Below is the list of celestial phenomena that are to come in the following month:
1 September (Aurigid Meteor Shower)
It is a constellation, where big bright stars are easy to spot in the sky. This Aurigid meteor shower is a minor one with its maximum rate (ZHR) being only about six meteors per hour. As the moon will be 26 percent illuminated that should not pose any hindrance to shooting stars.
3 September (Mercury at its Peak)
On this day, Mercury will reach its highest point in the sky during the evenings. According to the Space Tourism Guide, Mercury will be just 11° above the horizon after sunset.
9 September (Perseid Meteor Shower)
Usually, September is not known for its meteor showers. However, on the 9th of this month, you can spot ε-Perseids meteors in the sky. They appear to radiate the night sky, which is how meteor showers get their names.
9 September (Close Approach of Moon and Venus)
Venus will appear bright within 4°04′ of the crescent Moon on this day. It will be the best time to head out for viewing a close approach between the Moon and Venus.
10 September (Comet 4P/Faye at Perihelion)

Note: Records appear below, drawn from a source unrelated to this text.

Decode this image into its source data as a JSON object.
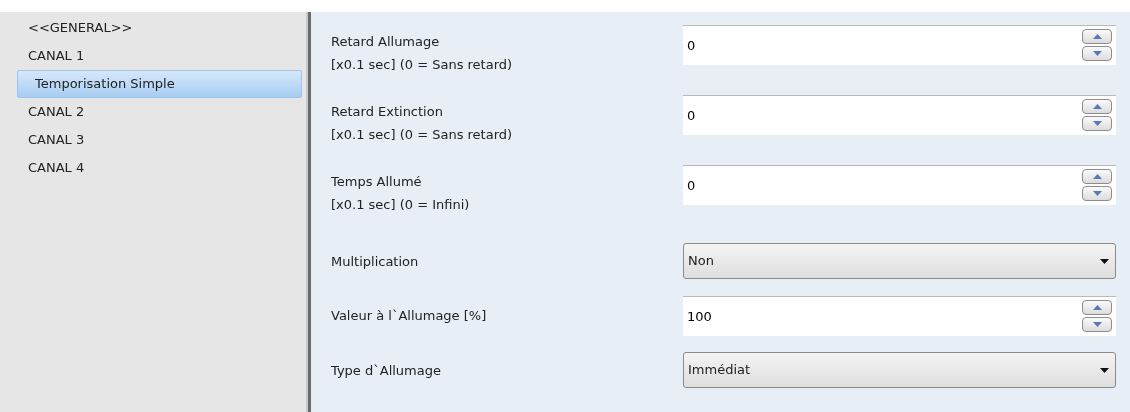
{
  "sidebar": {
    "items": [
      {
        "label": "<<GENERAL>>",
        "selected": false
      },
      {
        "label": "CANAL 1",
        "selected": false,
        "children": [
          {
            "label": "Temporisation Simple",
            "selected": true
          }
        ]
      },
      {
        "label": "CANAL 2",
        "selected": false
      },
      {
        "label": "CANAL 3",
        "selected": false
      },
      {
        "label": "CANAL 4",
        "selected": false
      }
    ]
  },
  "parameters": [
    {
      "kind": "spin",
      "label": "Retard Allumage",
      "note": "[x0.1 sec] (0 = Sans retard)",
      "value": "0"
    },
    {
      "kind": "spin",
      "label": "Retard Extinction",
      "note": "[x0.1 sec] (0 = Sans retard)",
      "value": "0"
    },
    {
      "kind": "spin",
      "label": "Temps Allumé",
      "note": "[x0.1 sec] (0 = Infini)",
      "value": "0"
    },
    {
      "kind": "select",
      "label": "Multiplication",
      "value": "Non"
    },
    {
      "kind": "spin",
      "label": "Valeur à l`Allumage [%]",
      "value": "100"
    },
    {
      "kind": "select",
      "label": "Type d`Allumage",
      "value": "Immédiat"
    }
  ]
}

Comet 4P/Face will reach its closest point to the sun on this day. To view it, the comet will be just 1.62 AU from the sun at around 2:00 am and 5:00 am local time.

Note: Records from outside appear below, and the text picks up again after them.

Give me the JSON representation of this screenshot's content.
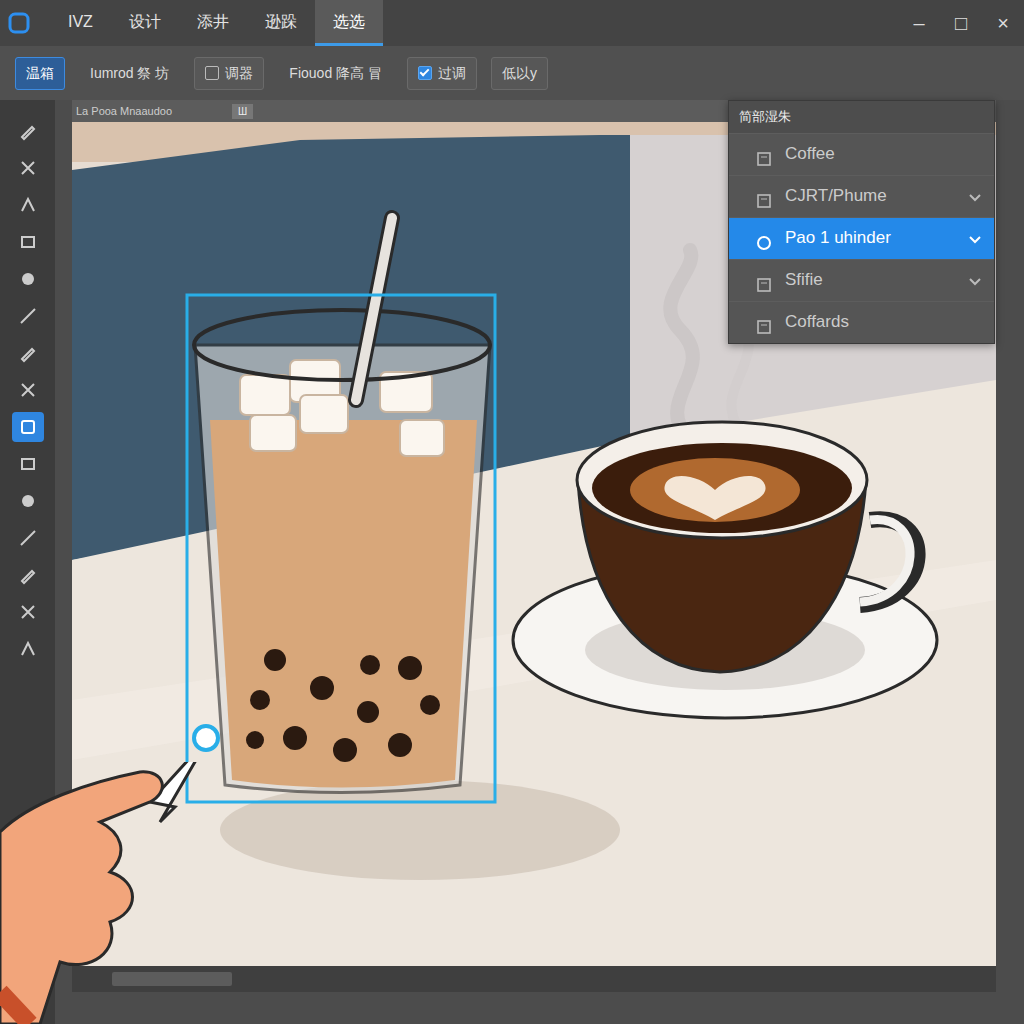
{
  "tabs": [
    {
      "label": "IVZ",
      "selected": false
    },
    {
      "label": "设计",
      "selected": false
    },
    {
      "label": "添井",
      "selected": false
    },
    {
      "label": "逊跺",
      "selected": false
    },
    {
      "label": "选选",
      "selected": true
    }
  ],
  "window_controls": [
    "–",
    "□",
    "×"
  ],
  "toolbar": [
    {
      "kind": "button",
      "label": "温箱",
      "selected": true
    },
    {
      "kind": "label",
      "label": "Iumrod 祭 坊"
    },
    {
      "kind": "checkbox",
      "label": "调器",
      "checked": false
    },
    {
      "kind": "label",
      "label": "Fiouod 降高 冒"
    },
    {
      "kind": "checkbox",
      "label": "过调",
      "checked": true
    },
    {
      "kind": "button",
      "label": "低以y",
      "selected": false
    }
  ],
  "tools": [
    {
      "selected": false
    },
    {
      "selected": false
    },
    {
      "selected": false
    },
    {
      "selected": false
    },
    {
      "selected": false
    },
    {
      "selected": false
    },
    {
      "selected": false
    },
    {
      "selected": false
    },
    {
      "selected": true
    },
    {
      "selected": false
    },
    {
      "selected": false
    },
    {
      "selected": false
    },
    {
      "selected": false
    },
    {
      "selected": false
    },
    {
      "selected": false
    }
  ],
  "document": {
    "ruler_label": "La Pooa Mnaaudoo",
    "tab": "Ш"
  },
  "layers_panel": {
    "title": "简部湿朱",
    "items": [
      {
        "label": "Coffee",
        "selected": false,
        "expandable": false
      },
      {
        "label": "CJRT/Phume",
        "selected": false,
        "expandable": true
      },
      {
        "label": "Pao 1 uhinder",
        "selected": true,
        "expandable": true
      },
      {
        "label": "Sfifie",
        "selected": false,
        "expandable": true
      },
      {
        "label": "Coffards",
        "selected": false,
        "expandable": false
      }
    ]
  }
}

11 September (Asteroid 2 Pallas at Opposition)
This asteroid will be easily seen in the sky. Moreover, it will be placed close to Neptune; it will be the best time to spot these two objects.
14 September (Neptune at Opposition)
On this day, ice giant Neptune will be at opposition making it a great time to spot the distant planet. According to Timeanddate.com, Neptune will be high in the southern sky.

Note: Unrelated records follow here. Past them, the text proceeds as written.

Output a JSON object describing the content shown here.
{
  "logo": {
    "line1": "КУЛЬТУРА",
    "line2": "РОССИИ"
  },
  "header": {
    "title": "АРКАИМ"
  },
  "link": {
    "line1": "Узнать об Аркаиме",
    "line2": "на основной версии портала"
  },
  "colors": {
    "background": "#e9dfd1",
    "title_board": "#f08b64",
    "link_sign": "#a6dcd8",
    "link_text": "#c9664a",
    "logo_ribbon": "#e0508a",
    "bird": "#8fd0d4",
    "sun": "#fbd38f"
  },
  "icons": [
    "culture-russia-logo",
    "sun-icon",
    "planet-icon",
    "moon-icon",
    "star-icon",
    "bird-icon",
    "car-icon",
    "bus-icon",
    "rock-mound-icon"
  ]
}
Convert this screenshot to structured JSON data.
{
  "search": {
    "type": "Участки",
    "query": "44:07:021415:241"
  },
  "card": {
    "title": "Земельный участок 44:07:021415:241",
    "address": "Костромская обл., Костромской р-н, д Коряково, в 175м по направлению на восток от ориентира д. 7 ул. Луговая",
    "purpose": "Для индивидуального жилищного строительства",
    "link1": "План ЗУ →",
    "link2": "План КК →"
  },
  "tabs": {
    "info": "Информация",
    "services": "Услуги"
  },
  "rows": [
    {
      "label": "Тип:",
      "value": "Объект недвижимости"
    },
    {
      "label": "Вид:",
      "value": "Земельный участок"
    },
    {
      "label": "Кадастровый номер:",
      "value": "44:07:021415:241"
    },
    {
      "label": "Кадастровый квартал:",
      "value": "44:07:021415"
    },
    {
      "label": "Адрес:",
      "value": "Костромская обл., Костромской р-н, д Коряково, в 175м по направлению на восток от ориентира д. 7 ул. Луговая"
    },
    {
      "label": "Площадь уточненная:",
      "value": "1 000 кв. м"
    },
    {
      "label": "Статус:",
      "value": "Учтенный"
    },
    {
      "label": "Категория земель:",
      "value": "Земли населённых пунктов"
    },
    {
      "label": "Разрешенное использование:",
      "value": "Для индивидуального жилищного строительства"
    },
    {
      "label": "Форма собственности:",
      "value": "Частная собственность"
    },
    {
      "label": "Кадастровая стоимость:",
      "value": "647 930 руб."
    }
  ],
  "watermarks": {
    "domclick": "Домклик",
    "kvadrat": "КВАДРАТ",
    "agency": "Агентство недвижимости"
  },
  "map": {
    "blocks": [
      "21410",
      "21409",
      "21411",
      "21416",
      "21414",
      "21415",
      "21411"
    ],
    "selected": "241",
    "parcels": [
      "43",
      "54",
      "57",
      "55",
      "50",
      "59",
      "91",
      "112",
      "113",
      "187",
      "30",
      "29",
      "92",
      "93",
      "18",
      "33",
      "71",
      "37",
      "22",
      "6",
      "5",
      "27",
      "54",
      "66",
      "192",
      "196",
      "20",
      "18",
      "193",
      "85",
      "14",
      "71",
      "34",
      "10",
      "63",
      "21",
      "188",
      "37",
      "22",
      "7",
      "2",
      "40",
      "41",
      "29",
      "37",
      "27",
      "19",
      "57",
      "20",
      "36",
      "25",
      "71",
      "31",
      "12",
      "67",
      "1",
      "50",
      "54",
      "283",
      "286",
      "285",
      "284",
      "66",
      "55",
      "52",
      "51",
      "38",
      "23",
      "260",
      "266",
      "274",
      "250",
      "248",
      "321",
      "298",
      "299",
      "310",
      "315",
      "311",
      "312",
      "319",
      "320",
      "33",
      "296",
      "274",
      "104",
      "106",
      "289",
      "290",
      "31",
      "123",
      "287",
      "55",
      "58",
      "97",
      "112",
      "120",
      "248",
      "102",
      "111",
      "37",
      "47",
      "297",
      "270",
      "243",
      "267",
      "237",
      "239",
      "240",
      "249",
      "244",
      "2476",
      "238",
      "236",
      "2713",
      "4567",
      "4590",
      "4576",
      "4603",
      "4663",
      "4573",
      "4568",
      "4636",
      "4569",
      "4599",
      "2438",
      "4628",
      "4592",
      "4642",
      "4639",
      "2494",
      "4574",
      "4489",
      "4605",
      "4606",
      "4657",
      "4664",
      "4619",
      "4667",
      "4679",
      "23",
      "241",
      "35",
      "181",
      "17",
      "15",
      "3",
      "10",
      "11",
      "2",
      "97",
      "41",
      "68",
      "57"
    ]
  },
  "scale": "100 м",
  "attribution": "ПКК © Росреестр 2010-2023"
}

16 September (Close approach of Moon and Saturn)
The celestial bodies of Saturn and the Moon will be roughly 3°45′ apart. If you have a telescope, that will be enough to capture it.
17 September (Close approach of Moon and Jupiter)
On this day, Jupiter and the moon will appear at their closest, which is just 3°57′ apart. While Saturn will be in the same general area of the sky that day.
22 September (September Equinox)
On this day, the season's official change. Usually, the September Equinox which is called the “autumnal equinox” in the northern hemisphere and the “vernal equinox” in the southern hemisphere marks the point where earth experiences equal lengths of day and night.